A gust of passion took the Governor. "No!" he thundered, turning in his saddle. "The Ricahecrian may go to the devil and the Blue Mountains alone!" He struck spurs into his horse's sides. "Gentlemen, we waste time!"

The Arabian dashed down one of the winding glades of the forest; the remainder of the party spurred their horses into the mad gallop known as the "planter's pace," and in an instant the whole cavalcade had whirled out of sight. A burst of laughter, made elfin by distance, came back to the village on the banks of the Pamunkey, then all was quiet again. The gold-laced, audacious company had vanished like a troop of powerful enchanters, leaving behind them a sullen throng of native genii, kept down by a Solomon's Seal which is not always unbreakable.

Something stirred in the midst of the great mulberry tree, a tree so vast and leafy that it, might have hidden many things. A man swung himself down with a lithe grace from limb to limb, and finally dropped into the circle of Indians who stood or sat in a sombre stillness which might mean much or little. Only on the outskirts the crowd of women, children and youths, had commenced a low, monotonous, undefined noise which had in it something sinister, ominous. It was like the sound, dull and heavy, of the ground swell that precedes the storm. The man who dropped from the tree was Luiz Sebastian, and his appearance seemed in no degree to surprise the Indians. There followed a short and sententious conversation between the mulatto, the half king and the Ricahecrian chief. Beside the half king lay the still smoking peace pipe. When the colloquy was ended, he raised it. At a signal an Indian brought water in a gourd, and into it the half king plunged the glowing bowl. The fire went out in a cloud of hissing steam. The sound of the ground swell became louder and more threatening.

CHAPTER XXI

THE DUEL

The trees of the orchard stood out black against a crimson sky. "Faith! it is a color we shall see more of presently," said Laramore, divesting himself of his doublet.

His antagonist, passing a laced handkerchief along a gleaming blade, smiled politely. "A pretty tint. Wine, the lips of women, Captain Laramore's blood—Lard! 't is a color I adore!"

"Gentlemen!" cried Colonel Verney. "Once more I beg of you to forego this foolish quarrel.
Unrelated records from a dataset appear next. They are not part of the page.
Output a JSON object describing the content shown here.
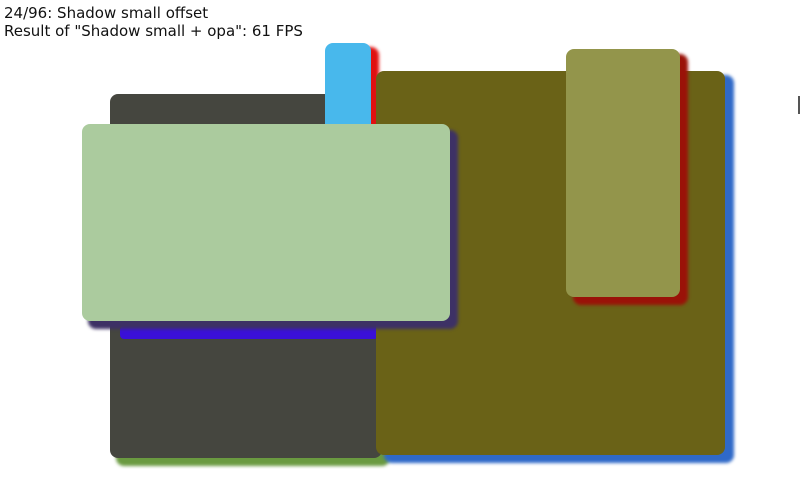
{
  "header": {
    "title": "24/96: Shadow small offset",
    "result": "Result of \"Shadow small + opa\": 61 FPS"
  },
  "colors": {
    "dark_gray": "#45463f",
    "green_shadow": "#6a9a40",
    "olive": "#6a6217",
    "blue_shadow": "#2f69c8",
    "sky_blue": "#48b8ec",
    "red_shadow": "#e01010",
    "light_olive": "#93954b",
    "dark_red_shadow": "#9a1208",
    "pale_green": "#abcb9e",
    "purple_shadow": "#3d3165",
    "violet_strip": "#3a10d8"
  }
}
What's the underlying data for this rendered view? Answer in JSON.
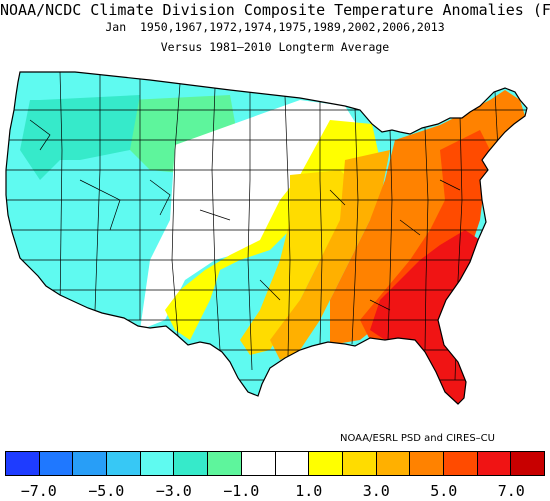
{
  "title": {
    "line1": "NOAA/NCDC Climate Division Composite Temperature Anomalies (F)",
    "line2": "Jan  1950,1967,1972,1974,1975,1989,2002,2006,2013",
    "line3": "Versus 1981–2010 Longterm Average"
  },
  "credit": "NOAA/ESRL PSD and CIRES–CU",
  "legend": {
    "colors": [
      "#1e3cff",
      "#1f78ff",
      "#289ef7",
      "#37c8f5",
      "#5ffaf0",
      "#36eaca",
      "#5ef59c",
      "#ffffff",
      "#ffffff",
      "#ffff00",
      "#ffdc00",
      "#ffb000",
      "#ff8200",
      "#ff4b00",
      "#f01414",
      "#c80000"
    ],
    "tick_labels": [
      "−7.0",
      "−5.0",
      "−3.0",
      "−1.0",
      "1.0",
      "3.0",
      "5.0",
      "7.0"
    ],
    "tick_values": [
      -7,
      -5,
      -3,
      -1,
      1,
      3,
      5,
      7
    ],
    "range": [
      -8,
      8
    ]
  },
  "map_colors": {
    "cyan": "#5ffaf0",
    "aqua_green": "#36eaca",
    "mint": "#5ef59c",
    "white": "#ffffff",
    "yellow": "#ffff00",
    "gold": "#ffdc00",
    "light_orange": "#ffb000",
    "orange": "#ff8200",
    "red_orange": "#ff4b00",
    "red": "#f01414"
  }
}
William Berkeley, for the first time in your life, be reasonable!"

The Governor turned sharply, his chest, beneath his shirt of finest holland, swelling, each closely cropped hair upon his head, bared for action, stiff with injured dignity.

"Colonel Richard Verney forgets himself," he began angrily; then, "Confound you, Dick! keep your hands out of this. I don't want to fight you too! I say not that this gentleman is disloyal, but I do say, and I will maintain it with the last drop of my blood, that he strives to draw to himself a party in the State, with what intent he best knows. If he choose to pocket that assertion and withdraw, I am content."